I made this whilst I had the oven on for a chicken but I’ll reheat it tonight for my dinner. A healthy meal and a frugal way to make second use of the oven whilst it was already on.
Lentil Pate with avocado and bean salad
1 onion (finely chopped)
1 stick of celery (finely chopped)
3 garlic cloves (finely chopped)
1 tsp garam masala
½ tsp ground coriander
1½ pints (850ml) vegetable stock
6 oz (175gr) red lentils
1 egg (small)
soya or rice milk (I never used this as the mixture seemed to be wet enough)
2 tbsp mango chutney
(use another other type of chutney if you prefer)
2 tbsp chopped parsley
1 tbsp walnut oil (vegetable oil if not available)
1. Heat the oil in a large pan and add celery, onion and garlic. Cook for about 3 minutes.
2. Add the garam masala and ground coriander. Cook for a further 30 seconds.
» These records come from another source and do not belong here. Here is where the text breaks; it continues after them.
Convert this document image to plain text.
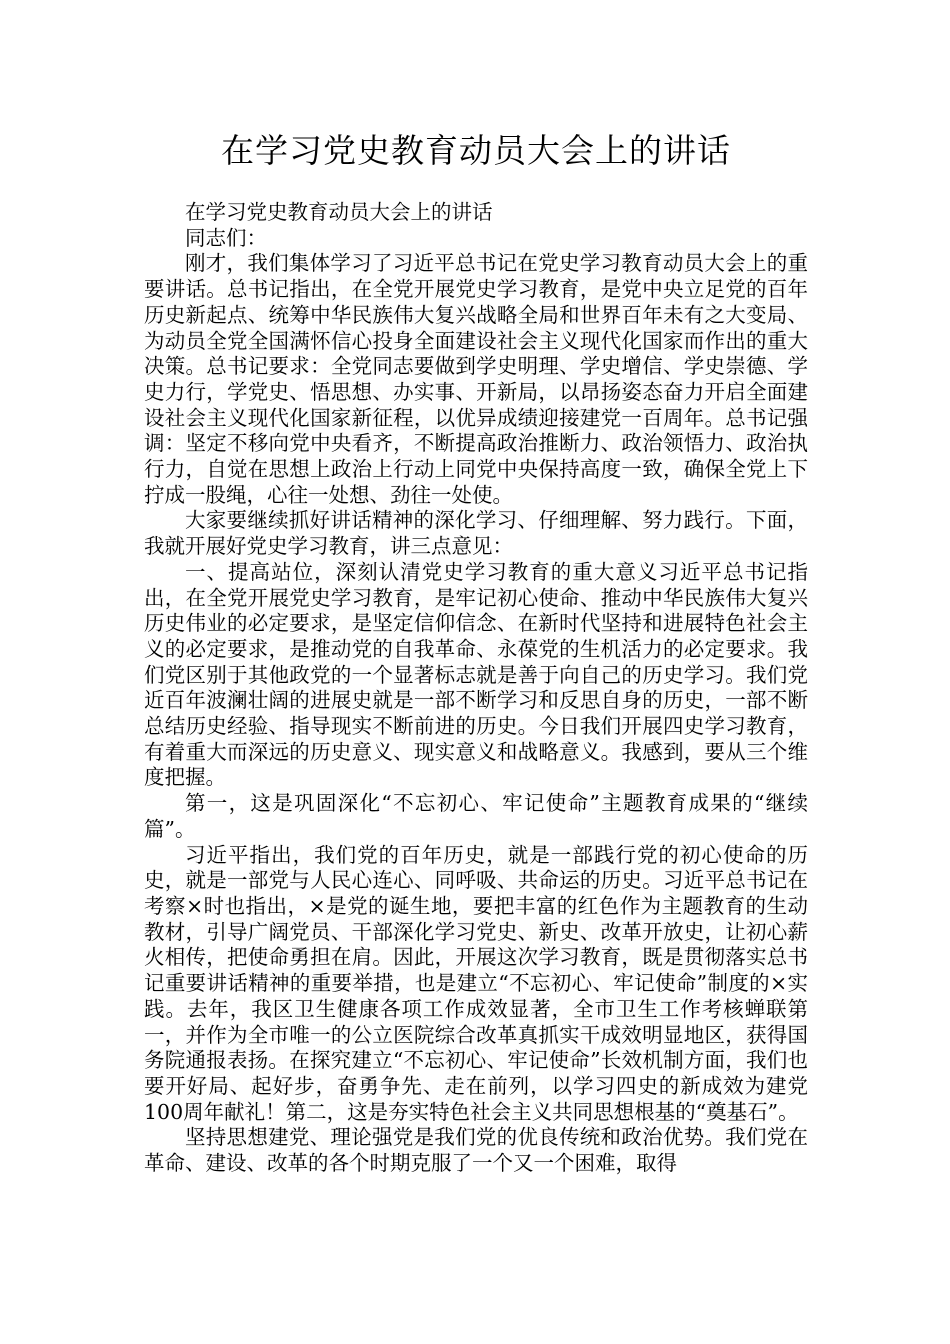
在学习党史教育动员大会上的讲话

在学习党史教育动员大会上的讲话

同志们：

刚才，我们集体学习了习近平总书记在党史学习教育动员大会上的重要讲话。总书记指出，在全党开展党史学习教育，是党中央立足党的百年历史新起点、统筹中华民族伟大复兴战略全局和世界百年未有之大变局、为动员全党全国满怀信心投身全面建设社会主义现代化国家而作出的重大决策。总书记要求：全党同志要做到学史明理、学史增信、学史崇德、学史力行，学党史、悟思想、办实事、开新局，以昂扬姿态奋力开启全面建设社会主义现代化国家新征程，以优异成绩迎接建党一百周年。总书记强调：坚定不移向党中央看齐，不断提高政治推断力、政治领悟力、政治执行力，自觉在思想上政治上行动上同党中央保持高度一致，确保全党上下拧成一股绳，心往一处想、劲往一处使。

大家要继续抓好讲话精神的深化学习、仔细理解、努力践行。下面，我就开展好党史学习教育，讲三点意见：

一、提高站位，深刻认清党史学习教育的重大意义习近平总书记指出，在全党开展党史学习教育，是牢记初心使命、推动中华民族伟大复兴历史伟业的必定要求，是坚定信仰信念、在新时代坚持和进展特色社会主义的必定要求，是推动党的自我革命、永葆党的生机活力的必定要求。我们党区别于其他政党的一个显著标志就是善于向自己的历史学习。我们党近百年波澜壮阔的进展史就是一部不断学习和反思自身的历史，一部不断总结历史经验、指导现实不断前进的历史。今日我们开展四史学习教育，有着重大而深远的历史意义、现实意义和战略意义。我感到，要从三个维度把握。

第一，这是巩固深化“不忘初心、牢记使命”主题教育成果的“继续篇”。

习近平指出，我们党的百年历史，就是一部践行党的初心使命的历史，就是一部党与人民心连心、同呼吸、共命运的历史。习近平总书记在考察×时也指出，×是党的诞生地，要把丰富的红色作为主题教育的生动教材，引导广阔党员、干部深化学习党史、新史、改革开放史，让初心薪火相传，把使命勇担在肩。因此，开展这次学习教育，既是贯彻落实总书记重要讲话精神的重要举措，也是建立“不忘初心、牢记使命”制度的×实践。去年，我区卫生健康各项工作成效显著，全市卫生工作考核蝉联第一，并作为全市唯一的公立医院综合改革真抓实干成效明显地区，获得国务院通报表扬。在探究建立“不忘初心、牢记使命”长效机制方面，我们也要开好局、起好步，奋勇争先、走在前列，以学习四史的新成效为建党100周年献礼！第二，这是夯实特色社会主义共同思想根基的“奠基石”。

坚持思想建党、理论强党是我们党的优良传统和政治优势。我们党在革命、建设、改革的各个时期克服了一个又一个困难，取得
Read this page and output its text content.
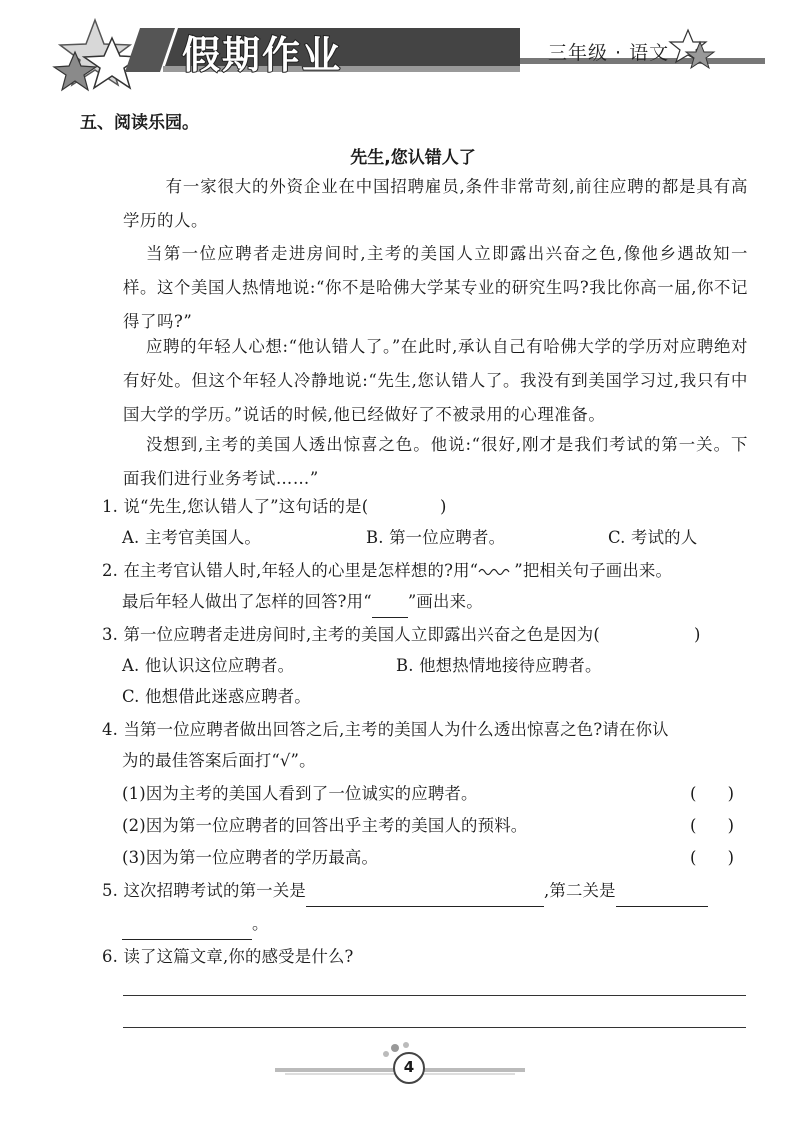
假期作业	三年级 · 语文
五、阅读乐园。
先生,您认错人了
有一家很大的外资企业在中国招聘雇员,条件非常苛刻,前往应聘的都是具有高学历的人。
当第一位应聘者走进房间时,主考的美国人立即露出兴奋之色,像他乡遇故知一样。这个美国人热情地说:“你不是哈佛大学某专业的研究生吗?我比你高一届,你不记得了吗?”
应聘的年轻人心想:“他认错人了。”在此时,承认自己有哈佛大学的学历对应聘绝对有好处。但这个年轻人冷静地说:“先生,您认错人了。我没有到美国学习过,我只有中国大学的学历。”说话的时候,他已经做好了不被录用的心理准备。
没想到,主考的美国人透出惊喜之色。他说:“很好,刚才是我们考试的第一关。下面我们进行业务考试……”
1. 说“先生,您认错人了”这句话的是(	)
A. 主考官美国人。	B. 第一位应聘者。	C. 考试的人
2. 在主考官认错人时,年轻人的心里是怎样想的?用“ ”把相关句子画出来。
最后年轻人做出了怎样的回答?用“ ”画出来。
3. 第一位应聘者走进房间时,主考的美国人立即露出兴奋之色是因为(	)
A. 他认识这位应聘者。	B. 他想热情地接待应聘者。
C. 他想借此迷惑应聘者。
4. 当第一位应聘者做出回答之后,主考的美国人为什么透出惊喜之色?请在你认
为的最佳答案后面打“√”。
(1)因为主考的美国人看到了一位诚实的应聘者。	(      )
(2)因为第一位应聘者的回答出乎主考的美国人的预料。	(      )
(3)因为第一位应聘者的学历最高。	(      )
5. 这次招聘考试的第一关是	,第二关是
。
6. 读了这篇文章,你的感受是什么?
4
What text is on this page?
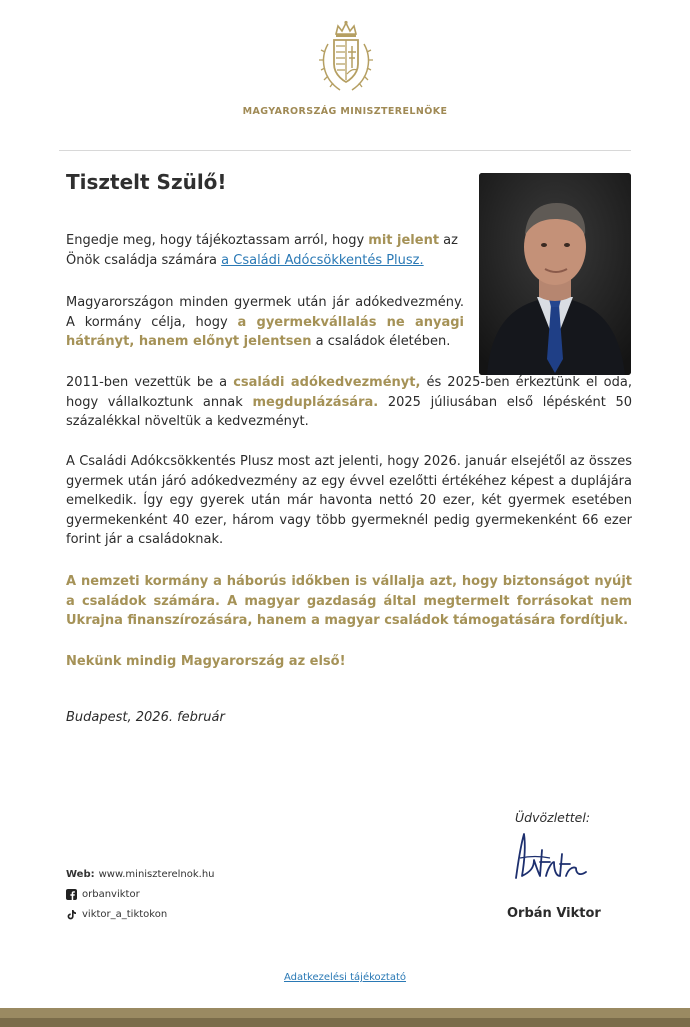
MAGYARORSZÁG MINISZTERELNÖKE
Tisztelt Szülő!
Engedje meg, hogy tájékoztassam arról, hogy mit jelent az Önök családja számára a Családi Adócsökkentés Plusz.
Magyarországon minden gyermek után jár adókedvezmény. A kormány célja, hogy a gyermekvállalás ne anyagi hátrányt, hanem előnyt jelentsen a családok életében.
2011-ben vezettük be a családi adókedvezményt, és 2025-ben érkeztünk el oda, hogy vállalkoztunk annak megduplázására. 2025 júliusában első lépésként 50 százalékkal növeltük a kedvezményt.
A Családi Adókcsökkentés Plusz most azt jelenti, hogy 2026. január elsejétől az összes gyermek után járó adókedvezmény az egy évvel ezelőtti értékéhez képest a duplájára emelkedik. Így egy gyerek után már havonta nettó 20 ezer, két gyermek esetében gyermekenként 40 ezer, három vagy több gyermeknél pedig gyermekenként 66 ezer forint jár a családoknak.
A nemzeti kormány a háborús időkben is vállalja azt, hogy biztonságot nyújt a családok számára. A magyar gazdaság által megtermelt forrásokat nem Ukrajna finanszírozására, hanem a magyar családok támogatására fordítjuk.
Nekünk mindig Magyarország az első!
Budapest, 2026. február
Üdvözlettel:
Orbán Viktor
Web: www.miniszterelnok.hu
orbanviktor
viktor_a_tiktokon
Adatkezelési tájékoztató
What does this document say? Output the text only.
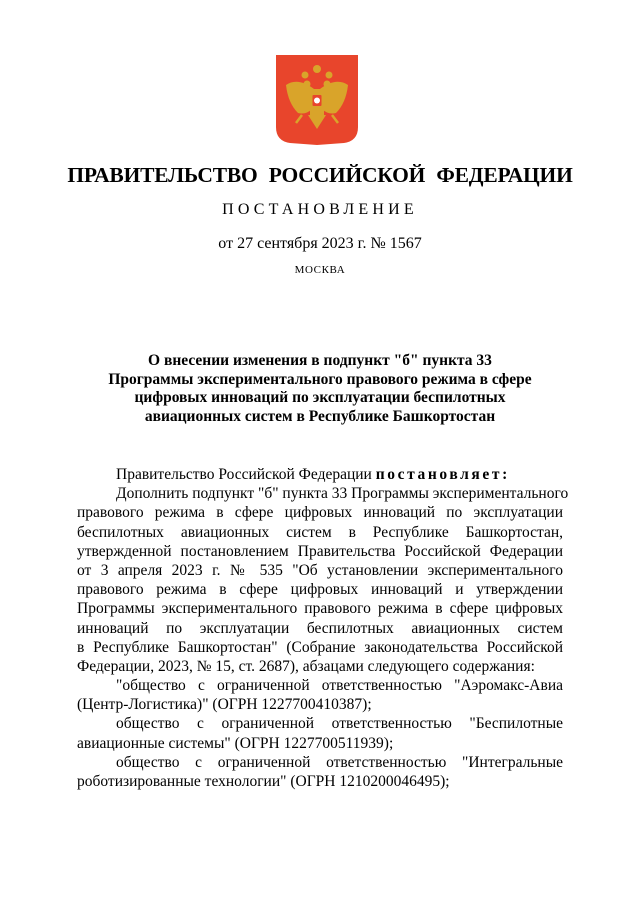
ПРАВИТЕЛЬСТВО РОССИЙСКОЙ ФЕДЕРАЦИИ
ПОСТАНОВЛЕНИЕ
от 27 сентября 2023 г. № 1567
МОСКВА
О внесении изменения в подпункт "б" пункта 33
Программы экспериментального правового режима в сфере
цифровых инноваций по эксплуатации беспилотных
авиационных систем в Республике Башкортостан
Правительство Российской Федерации постановляет:
Дополнить подпункт "б" пункта 33 Программы экспериментального
правового режима в сфере цифровых инноваций по эксплуатации
беспилотных авиационных систем в Республике Башкортостан,
утвержденной постановлением Правительства Российской Федерации
от 3 апреля 2023 г. № 535 "Об установлении экспериментального
правового режима в сфере цифровых инноваций и утверждении
Программы экспериментального правового режима в сфере цифровых
инноваций по эксплуатации беспилотных авиационных систем
в Республике Башкортостан" (Собрание законодательства Российской
Федерации, 2023, № 15, ст. 2687), абзацами следующего содержания:
"общество с ограниченной ответственностью "Аэромакс-Авиа
(Центр-Логистика)" (ОГРН 1227700410387);
общество с ограниченной ответственностью "Беспилотные
авиационные системы" (ОГРН 1227700511939);
общество с ограниченной ответственностью "Интегральные
роботизированные технологии" (ОГРН 1210200046495);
3. Add the stock and lentils. Stir and bring mixture to the boil. Reduce heat and simmer for about 20 minutes until the lentils are soft.
4. Remove pan from heat and drain any excess moisture.
5. Put mixture in a food processor. Add dairy free milk (I never added milk), egg, mango chutney and parsley. If you want to skip using the food processor, just mix well with fork until mixture is smooth.
6. Grease and line the base of a 1 lb/450gr loaf tin. Add mixture and smooth to form an even surface (My loaf tin was too large)
My loaf tin was too large!
7. Cover and cook in a preheated oven 400F/200C/Gas mark 6 for 40-45 minutes or until firm to touch.
8. Leave paté in the tin to cool for 20 minutes and then transfer to a refrigerator to cool completely.
9. Turn the paté on to a serving plate
Keen to see the results I completely overlooked step number eight and tried to turn the paté onto the serving dish while it was still hot. Result, it all disintegrated as you can see from the photograph. I optimistically pressed the paté back into shape and hoped for the best.
While my first attempt would not win an award for appearance it did taste absolutely delicious. I feel the lentil paté makes an excellent starter served with gluten-free bread and mango chutney or even a light lunch served with avocado, bean and tuna salad as pictured above.
My husband certainly gave it the thumbs up so I will definitely be cooking this again. However, next time I will leave in the tin until cold as instructed!
I will also experiment replacing the garam masala with chili powder.
Does anyone have a simple recipe for a gluten-free loaf?